Last edited 19 Feb 2021



[edit] Introduction

Geospatial data (also referred to as geomatics) is data collected about elements of natural, built, social and economic environments in association with a geographic location. Geospatial surveying technology collects and analyses that data which can then be used for purposes, including land surveying and engineering.

The term geospatial is used primarily in the United States. The term geomatics has been adopted by the International Organisation for Standardisation, the Royal Institution of Chartered Surveyors and other international authorities.

[edit] Open standard

Geospatial is defined under ISO/TC 211 Geographic information/Geomatic, which covers the standardisation of digital geographic information (such as those in geospatial and geographic information systems).The ISO/TC 211 work is closely related to the efforts of the Open Geospatial Consortium.
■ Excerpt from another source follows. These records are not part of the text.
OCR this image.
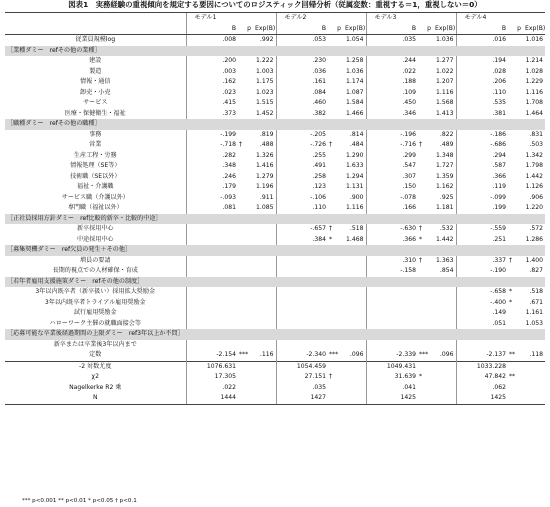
図表1　実務経験の重視傾向を規定する要因についてのロジスティック回帰分析（従属変数：重視する＝1，重視しない＝0）
	モデル1			モデル2			モデル3			モデル4		
	B	p	Exp(B)	B	p	Exp(B)	B	p	Exp(B)	B	p	Exp(B)
従業員規模log	.008		.992	.053		1.054	.035		1.036	.016		1.016
［業種ダミー　refその他の業種］												
建設	.200		1.222	.230		1.258	.244		1.277	.194		1.214
製造	.003		1.003	.036		1.036	.022		1.022	.028		1.028
情報・通信	.162		1.175	.161		1.174	.188		1.207	.206		1.229
卸売・小売	.023		1.023	.084		1.087	.109		1.116	.110		1.116
サービス	.415		1.515	.460		1.584	.450		1.568	.535		1.708
医療・保健衛生・福祉	.373		1.452	.382		1.466	.346		1.413	.381		1.464
［職種ダミー　refその他の職種］												
事務	-.199		.819	-.205		.814	-.196		.822	-.186		.831
営業	-.718	†	.488	-.726	†	.484	-.716	†	.489	-.686		.503
生産工程・労務	.282		1.326	.255		1.290	.299		1.348	.294		1.342
情報処理（SE等）	.348		1.416	.491		1.633	.547		1.727	.587		1.798
技術職（SE以外）	.246		1.279	.258		1.294	.307		1.359	.366		1.442
福祉・介護職	.179		1.196	.123		1.131	.150		1.162	.119		1.126
サービス職（介護以外）	-.093		.911	-.106		.900	-.078		.925	-.099		.906
専門職（福祉以外）	.081		1.085	.110		1.116	.166		1.181	.199		1.220
［正社員採用方針ダミー　ref比較的新卒・比較的中途］												
新卒採用中心				-.657	†	.518	-.630	†	.532	-.559		.572
中途採用中心				.384	*	1.468	.366	*	1.442	.251		1.286
［募集契機ダミー　ref欠員の発生＋その他］												
増員の要請							.310	†	1.363	.337	†	1.400
長期的視点での人材確保・育成							-.158		.854	-.190		.827
［若年者雇用支援施策ダミー　refその他の制度］												
3年以内既卒者（新卒扱い）採用拡大奨励金										-.658	*	.518
3年以内既卒者トライアル雇用奨励金										-.400	*	.671
試行雇用奨励金										.149		1.161
ハローワーク主催の就職面接会等										.051		1.053
［応募可能な卒業後経過期間の上限ダミー　ref3年以上か不問］												
新卒または卒業後3年以内まで												
定数	-2.154	***	.116	-2.340	***	.096	-2.339	***	.096	-2.137	**	.118
-2 対数尤度	1076.631			1054.459			1049.431			1033.228		
χ2	17.305			27.151	†		31.639	*		47.842	**	
Nagelkerke R2 乗	.022			.035			.041			.062		
N	1444			1427			1425			1425		
*** p<0.001 ** p<0.01 * p<0.05 † p<0.1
Geospatial operates on an open standard developed by the Open Geospatial Consortium and supported by the Open Source Geospatial Foundation. Because of its open format, the data is collected in a standardised format and can come from a wide range of sources (such as GPS data, satellites and geotagging), as long the geospatial open standard is used.

[edit] GIS and BIM

Geographic information systems (GIS) are a form of geospatial technology.
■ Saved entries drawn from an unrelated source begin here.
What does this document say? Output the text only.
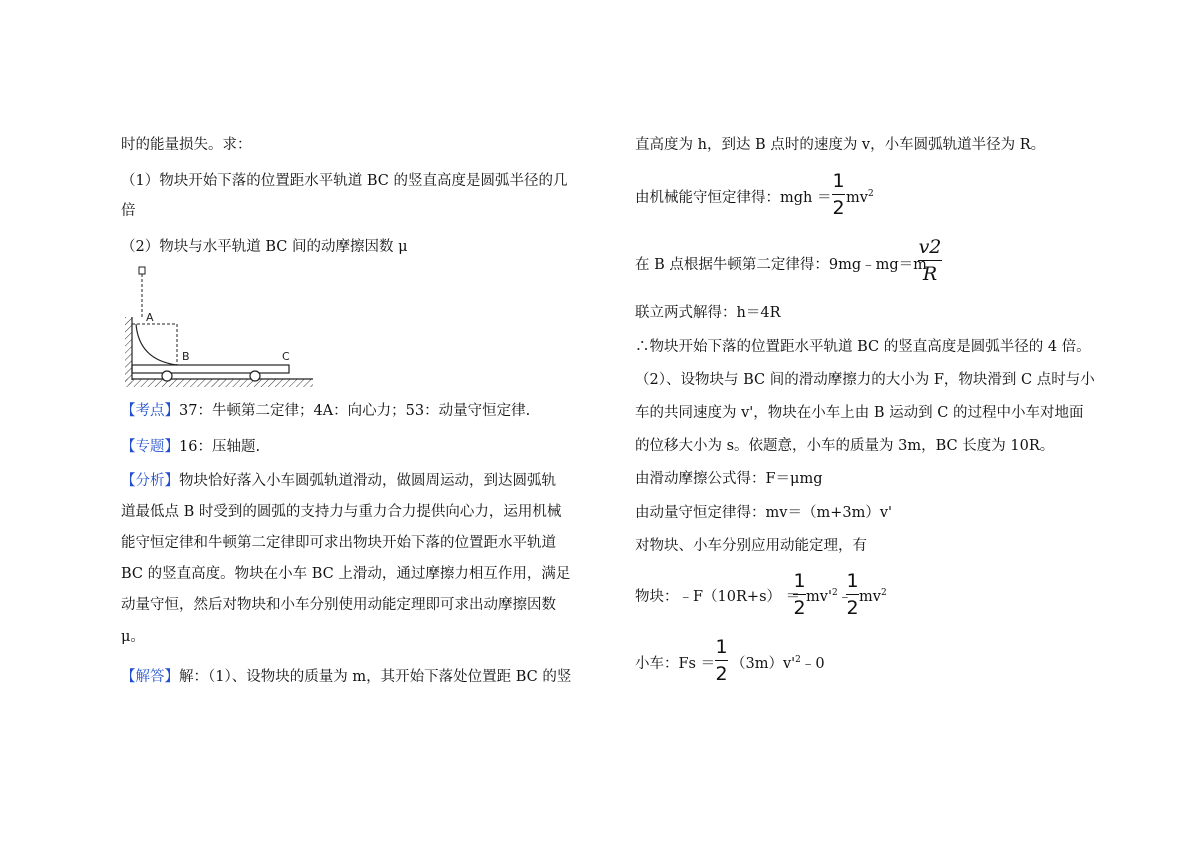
时的能量损失。求：
（1）物块开始下落的位置距水平轨道 BC 的竖直高度是圆弧半径的几
倍
（2）物块与水平轨道 BC 间的动摩擦因数 μ
A
B	C
【考点】37：牛顿第二定律；4A：向心力；53：动量守恒定律.
【专题】16：压轴题.
【分析】物块恰好落入小车圆弧轨道滑动，做圆周运动，到达圆弧轨
道最低点 B 时受到的圆弧的支持力与重力合力提供向心力，运用机械
能守恒定律和牛顿第二定律即可求出物块开始下落的位置距水平轨道
BC 的竖直高度。物块在小车 BC 上滑动，通过摩擦力相互作用，满足
动量守恒，然后对物块和小车分别使用动能定理即可求出动摩擦因数
μ。
【解答】解：（1）、设物块的质量为 m，其开始下落处位置距 BC 的竖
直高度为 h，到达 B 点时的速度为 v，小车圆弧轨道半径为 R。
由机械能守恒定律得：mgh ＝
1
2 $mv^2$
在 B 点根据牛顿第二定律得：9mg﹣mg＝m
v2
R
联立两式解得：h＝4R
∴物块开始下落的位置距水平轨道 BC 的竖直高度是圆弧半径的 4 倍。
（2）、设物块与 BC 间的滑动摩擦力的大小为 F，物块滑到 C 点时与小
车的共同速度为 v'，物块在小车上由 B 运动到 C 的过程中小车对地面
的位移大小为 s。依题意，小车的质量为 3m，BC 长度为 10R。
由滑动摩擦公式得：F＝μmg
由动量守恒定律得：mv＝（m+3m）v'
对物块、小车分别应用动能定理，有
物块：﹣F（10R+s） ＝
1
2 $mv'^2﹣$
1
2 $mv^2$
小车：Fs ＝
1
2 $(3m)v'^2﹣0$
Both systems capture, map, manage and visualise information according to its location in space and time. However, GIS is not inherently standardised and requires additional work in order to combine various types of data from different sources.

It is possible to integrate geospatial with building information modelling (BIM) systems, particularly in situations where it is important to incorporate the environmental impact of a design into a proposed model.